Magnesium Boosts Environmental Enrichment in Alzheimer's

Combination of EE, magnesium-L-threonate more effective than either treatment alone in mouse model
lab mouse
lab mouse

THURSDAY, Nov. 30, 2017 (HealthDay News) -- The combination of environmental enrichment (EE) and magnesium-L-threonate (MgT) is more effective than either treatment alone for improving cognition and spatial memory in a mouse model of Alzheimer's disease (AD), according to a study published online Nov. 10 in CNS Neuroscience & Therapeutics.

Ying Huang, from Tsinghua University in Beijing, and colleagues treated APP/PS1 mice with EE, MgT, or the combination of EE and MgT (EM), and compared the effect on memory function.

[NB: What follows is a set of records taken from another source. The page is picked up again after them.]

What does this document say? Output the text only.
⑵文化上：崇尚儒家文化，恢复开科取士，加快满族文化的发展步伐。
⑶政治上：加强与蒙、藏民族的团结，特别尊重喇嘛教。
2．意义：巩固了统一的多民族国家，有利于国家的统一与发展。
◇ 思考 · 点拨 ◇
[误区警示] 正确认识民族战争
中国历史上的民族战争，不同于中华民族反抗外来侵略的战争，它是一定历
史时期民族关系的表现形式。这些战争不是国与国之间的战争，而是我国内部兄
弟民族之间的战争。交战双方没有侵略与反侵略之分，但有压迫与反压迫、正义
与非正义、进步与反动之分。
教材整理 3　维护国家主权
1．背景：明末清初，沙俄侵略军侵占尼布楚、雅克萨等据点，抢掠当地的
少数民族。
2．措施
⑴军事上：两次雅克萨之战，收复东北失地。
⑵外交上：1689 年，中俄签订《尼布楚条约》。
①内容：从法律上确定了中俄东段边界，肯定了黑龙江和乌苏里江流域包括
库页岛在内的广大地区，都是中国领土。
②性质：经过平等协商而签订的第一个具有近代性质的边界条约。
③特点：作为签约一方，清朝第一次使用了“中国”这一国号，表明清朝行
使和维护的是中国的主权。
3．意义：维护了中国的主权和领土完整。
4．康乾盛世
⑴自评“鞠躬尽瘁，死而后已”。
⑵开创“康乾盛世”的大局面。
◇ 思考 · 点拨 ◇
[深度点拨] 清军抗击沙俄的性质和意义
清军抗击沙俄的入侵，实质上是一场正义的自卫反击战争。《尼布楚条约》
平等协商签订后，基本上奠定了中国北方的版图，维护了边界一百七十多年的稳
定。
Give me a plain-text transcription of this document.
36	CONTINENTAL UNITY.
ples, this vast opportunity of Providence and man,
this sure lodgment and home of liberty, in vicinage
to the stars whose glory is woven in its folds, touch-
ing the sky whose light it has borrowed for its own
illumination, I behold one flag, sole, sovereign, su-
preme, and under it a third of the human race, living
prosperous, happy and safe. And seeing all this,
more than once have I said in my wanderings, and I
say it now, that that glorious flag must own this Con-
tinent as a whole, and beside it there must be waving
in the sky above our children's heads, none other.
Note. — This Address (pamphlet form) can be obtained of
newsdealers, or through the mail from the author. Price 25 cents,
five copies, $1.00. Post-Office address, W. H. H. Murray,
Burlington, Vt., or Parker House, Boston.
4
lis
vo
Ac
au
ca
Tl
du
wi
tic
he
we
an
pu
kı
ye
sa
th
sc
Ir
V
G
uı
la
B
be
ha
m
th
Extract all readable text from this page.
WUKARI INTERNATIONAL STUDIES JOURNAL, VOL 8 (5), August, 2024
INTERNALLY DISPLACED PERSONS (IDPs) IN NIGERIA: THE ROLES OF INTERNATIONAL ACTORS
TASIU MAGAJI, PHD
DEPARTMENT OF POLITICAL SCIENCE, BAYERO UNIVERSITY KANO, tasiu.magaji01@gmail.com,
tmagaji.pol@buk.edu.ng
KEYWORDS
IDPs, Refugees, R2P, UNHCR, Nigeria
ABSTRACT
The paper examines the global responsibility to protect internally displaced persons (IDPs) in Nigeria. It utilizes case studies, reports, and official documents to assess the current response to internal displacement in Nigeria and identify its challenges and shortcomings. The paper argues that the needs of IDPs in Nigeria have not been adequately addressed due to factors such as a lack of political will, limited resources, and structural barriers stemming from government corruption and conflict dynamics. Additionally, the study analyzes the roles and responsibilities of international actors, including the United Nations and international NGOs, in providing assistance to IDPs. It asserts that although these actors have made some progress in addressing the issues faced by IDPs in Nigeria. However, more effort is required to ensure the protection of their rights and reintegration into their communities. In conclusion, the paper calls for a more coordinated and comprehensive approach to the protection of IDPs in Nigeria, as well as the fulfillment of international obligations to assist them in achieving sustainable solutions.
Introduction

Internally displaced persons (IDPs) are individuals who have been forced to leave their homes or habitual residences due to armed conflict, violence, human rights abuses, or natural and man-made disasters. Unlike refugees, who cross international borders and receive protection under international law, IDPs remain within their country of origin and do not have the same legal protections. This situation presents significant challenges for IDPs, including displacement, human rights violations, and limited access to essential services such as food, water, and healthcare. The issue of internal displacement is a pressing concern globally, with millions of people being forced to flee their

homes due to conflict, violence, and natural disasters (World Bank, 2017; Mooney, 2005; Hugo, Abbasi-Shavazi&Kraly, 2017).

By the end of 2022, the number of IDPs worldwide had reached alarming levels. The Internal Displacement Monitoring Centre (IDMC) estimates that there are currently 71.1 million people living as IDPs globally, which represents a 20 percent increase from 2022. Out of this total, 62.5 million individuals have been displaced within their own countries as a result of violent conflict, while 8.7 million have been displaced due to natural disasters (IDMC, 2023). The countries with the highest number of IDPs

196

The researchers found that, compared with either treatment alone, EM was more effective in improving cognition and spatial memory in long-term (12 months; started at age 3 months, before disease manifestation) and short-term (three months; started at age 6 months, after manifestation of disease) treatment. The behavioral improvement corresponded with synaptic contact rescue in the AD mouse brain hippocampal region. EM rescued the activity reduction in two downstream molecules in the N-methyl-D-aspartate receptor (NMDAR) pathway (CaMKII and CREB), but neither single treatment did.

"Environmental enrichment and MgT may synergistically improve recognition and spatial memory by reducing synaptic loss and restoring the NMDAR signaling pathway in AD mice, which suggests that combination of EE and MgT may be a novel therapeutic strategy for AD," the authors write.